Yargıtay Kararı 23. Hukuk Dairesi 2011/3778 E. 2011/2576 K. 14.12.2011 T.

YARGITAY KARARI
DAİRE : 23. Hukuk Dairesi
ESAS NO : 2011/3778
KARAR NO : 2011/2576
KARAR TARİHİ : 14.12.2011

MAHKEMESİ :Asliye Hukuk Mahkemesi

Taraflar arasındaki kooperatif üyeliğinden ihraç kararının iptali davasının bozma kararına uyularak yapılan yargılaması sonunda ilamda yazılı nedenlerden dolayı davanın kabulüne yönelik olarak verilen hükmün süresi içinde davalı vekilince temyiz edilmesi üzerine dosya incelendi, gereği konuşulup düşünüldü.
-K A R A R-
Davacı vekili, müvekkilinin davalı kooperatif yönetim kurulunun 08/06/2006 tarihli kararı ile kooperatif ana sözleşmesinin ortaklık şartlarını belirten 10.maddesinin 3,5 ve 6. fıkralarında açıklanan şartları taşımadığı gerekçesiyle kooperatif ortaklığından hukuka aykırı bir şekilde ihraç edildiğini, müvekkilinin ortaklığa girerken ortaklık şartlarından bir kısmının noksan olduğu bilinerek kabul edildiği halde aynı nedenle ihraç kararı verilmesinin objektif iyiniyet kurallarına aykırı olduğunu, kooperatife karşı tüm hak ve vecibelerini yerine getirdiğini, müvekkiline daha önceden kooperatiften ihraç edileceği yönünde hiç bir bildirimde bulunulmadığını ileri sürerek, kooperatif ortaklığından ihraç edilme yönündeki kararın iptalini talep etmiştir.

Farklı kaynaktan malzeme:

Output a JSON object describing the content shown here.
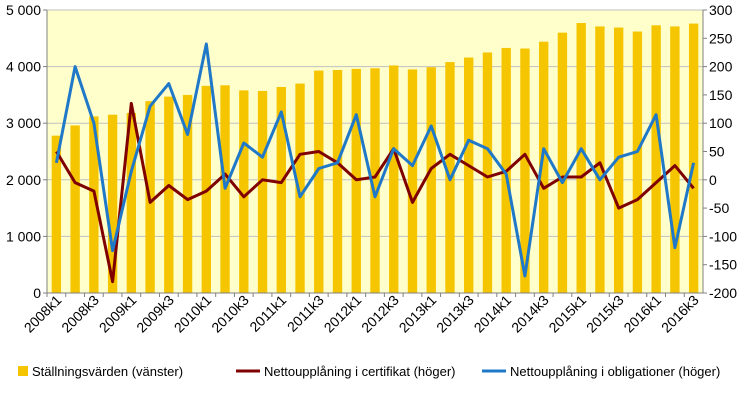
{
  "chart_data": {
    "type": "bar",
    "x": [
      "2008k1",
      "2008k2",
      "2008k3",
      "2008k4",
      "2009k1",
      "2009k2",
      "2009k3",
      "2009k4",
      "2010k1",
      "2010k2",
      "2010k3",
      "2010k4",
      "2011k1",
      "2011k2",
      "2011k3",
      "2011k4",
      "2012k1",
      "2012k2",
      "2012k3",
      "2012k4",
      "2013k1",
      "2013k2",
      "2013k3",
      "2013k4",
      "2014k1",
      "2014k2",
      "2014k3",
      "2014k4",
      "2015k1",
      "2015k2",
      "2015k3",
      "2015k4",
      "2016k1",
      "2016k2",
      "2016k3"
    ],
    "x_tick_labels": [
      "2008k1",
      "2008k3",
      "2009k1",
      "2009k3",
      "2010k1",
      "2010k3",
      "2011k1",
      "2011k3",
      "2012k1",
      "2012k3",
      "2013k1",
      "2013k3",
      "2014k1",
      "2014k3",
      "2015k1",
      "2015k3",
      "2016k1",
      "2016k3"
    ],
    "y_left": {
      "min": 0,
      "max": 5000,
      "ticks": [
        0,
        1000,
        2000,
        3000,
        4000,
        5000
      ],
      "tick_labels": [
        "0",
        "1 000",
        "2 000",
        "3 000",
        "4 000",
        "5 000"
      ]
    },
    "y_right": {
      "min": -200,
      "max": 300,
      "ticks": [
        -200,
        -150,
        -100,
        -50,
        0,
        50,
        100,
        150,
        200,
        250,
        300
      ],
      "tick_labels": [
        "-200",
        "-150",
        "-100",
        "-50",
        "0",
        "50",
        "100",
        "150",
        "200",
        "250",
        "300"
      ]
    },
    "series": [
      {
        "name": "Ställningsvärden (vänster)",
        "type": "bar",
        "axis": "left",
        "color": "#f5c500",
        "values": [
          2780,
          2960,
          3120,
          3150,
          3180,
          3390,
          3470,
          3500,
          3660,
          3670,
          3580,
          3570,
          3640,
          3700,
          3930,
          3940,
          3960,
          3970,
          4020,
          3950,
          3990,
          4080,
          4160,
          4250,
          4330,
          4320,
          4440,
          4600,
          4770,
          4710,
          4690,
          4620,
          4730,
          4710,
          4760
        ]
      },
      {
        "name": "Nettoupplåning i certifikat (höger)",
        "type": "line",
        "axis": "right",
        "color": "#7f0000",
        "values": [
          50,
          -5,
          -20,
          -180,
          135,
          -40,
          -10,
          -35,
          -20,
          10,
          -30,
          0,
          -5,
          45,
          50,
          30,
          0,
          5,
          55,
          -40,
          20,
          45,
          25,
          5,
          15,
          45,
          -15,
          5,
          5,
          30,
          -50,
          -35,
          -5,
          25,
          -15
        ]
      },
      {
        "name": "Nettoupplåning i obligationer (höger)",
        "type": "line",
        "axis": "right",
        "color": "#1f78c8",
        "values": [
          30,
          200,
          100,
          -125,
          15,
          130,
          170,
          80,
          240,
          -15,
          65,
          40,
          120,
          -30,
          20,
          30,
          115,
          -30,
          55,
          25,
          95,
          0,
          70,
          55,
          10,
          -170,
          55,
          -5,
          55,
          0,
          40,
          50,
          115,
          -120,
          30
        ]
      }
    ],
    "legend_position": "bottom",
    "grid": true,
    "plot_background": "#ffffcc",
    "gridline_color": "#c0c0c0"
  }
}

Davalı vekili, kooperatif tüzel kişiliği yerine yönetim kurulu üyeleri aleyhine açılan davanın husumetten reddi gerektiğini, davacının tahditli plaka uygulamasına geçiş döneminde kooperatifle ilişkisini kendisinin kestiğini, tahditli plaka uygulamasına geçiş sürecinden önce tercihini başka bir kooperatif ortağı olarak kullandığını, davacının kooperatif ortağı olabilmek için yükümlülüklerini yerine getirmediğini savunarak, davanın reddine karar verilmesini talep etmiştir.

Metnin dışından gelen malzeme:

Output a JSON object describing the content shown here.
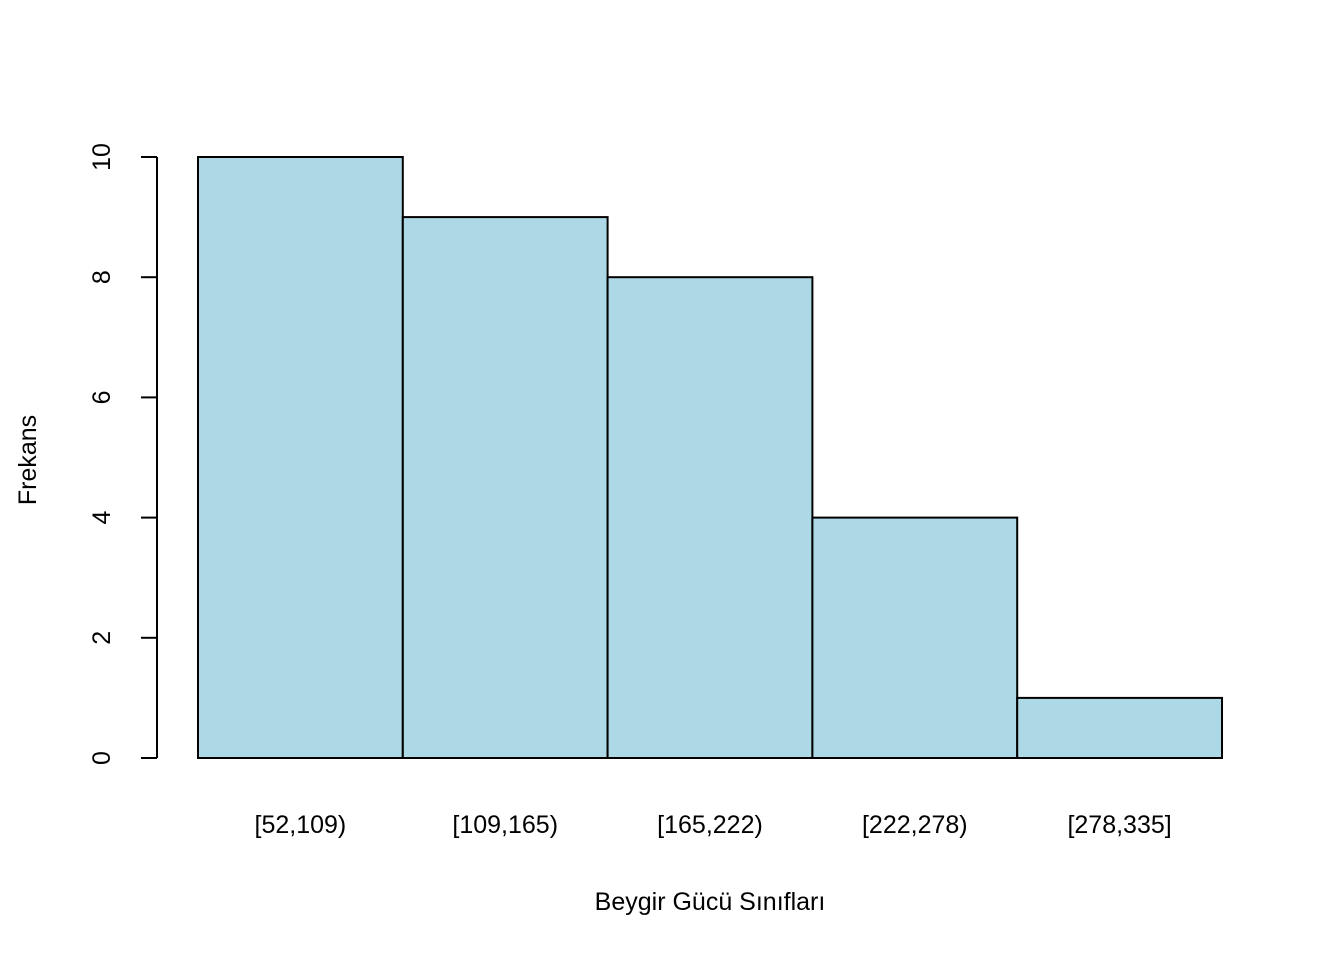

Mahkemece, Yargıtay 11.Hukuk Dairesi’nin 2010/2887 Esas,2010/3148 Karar sayılı bozma ilamına uyularak, davacının üyeliğe kabul edildikten sonra üyelik koşulunu kaybetmesi ya da koşulu taşımadığının anlaşılmasının üyelik sıfatını hemen kaybetmesine neden olmadığı, üyelik şartını yerine getirmek için kendisine önel verilmesi gerektiği gerekçesiyle, davanın kabulüne karar verilmiştir.
Karar, davalı vekilince temyiz edilmiştir.
Dosyadaki yazılara, mahkemece uyulan bozma kararı doğrultusunda inceleme yapılıp hüküm verilmiş olmasına, delillerin takdirinde bir isabetsizlik bulunmamasına, bozmanın kapsamı dışında kesinleşmiş olan yönlere ilişkin temyiz itirazları incelenemeyeceğine göre, davalı vekilinin tüm temyiz itirazları yerinde değildir.
SONUÇ: Yukarıda açıklanan nedenlerle, davalı vekilinin temyiz itirazlarının reddiyle usul ve kanuna uygun bulunan hükmün ONANMASINA, 14.12.2011 gününde oybirliğiyle karar verildi.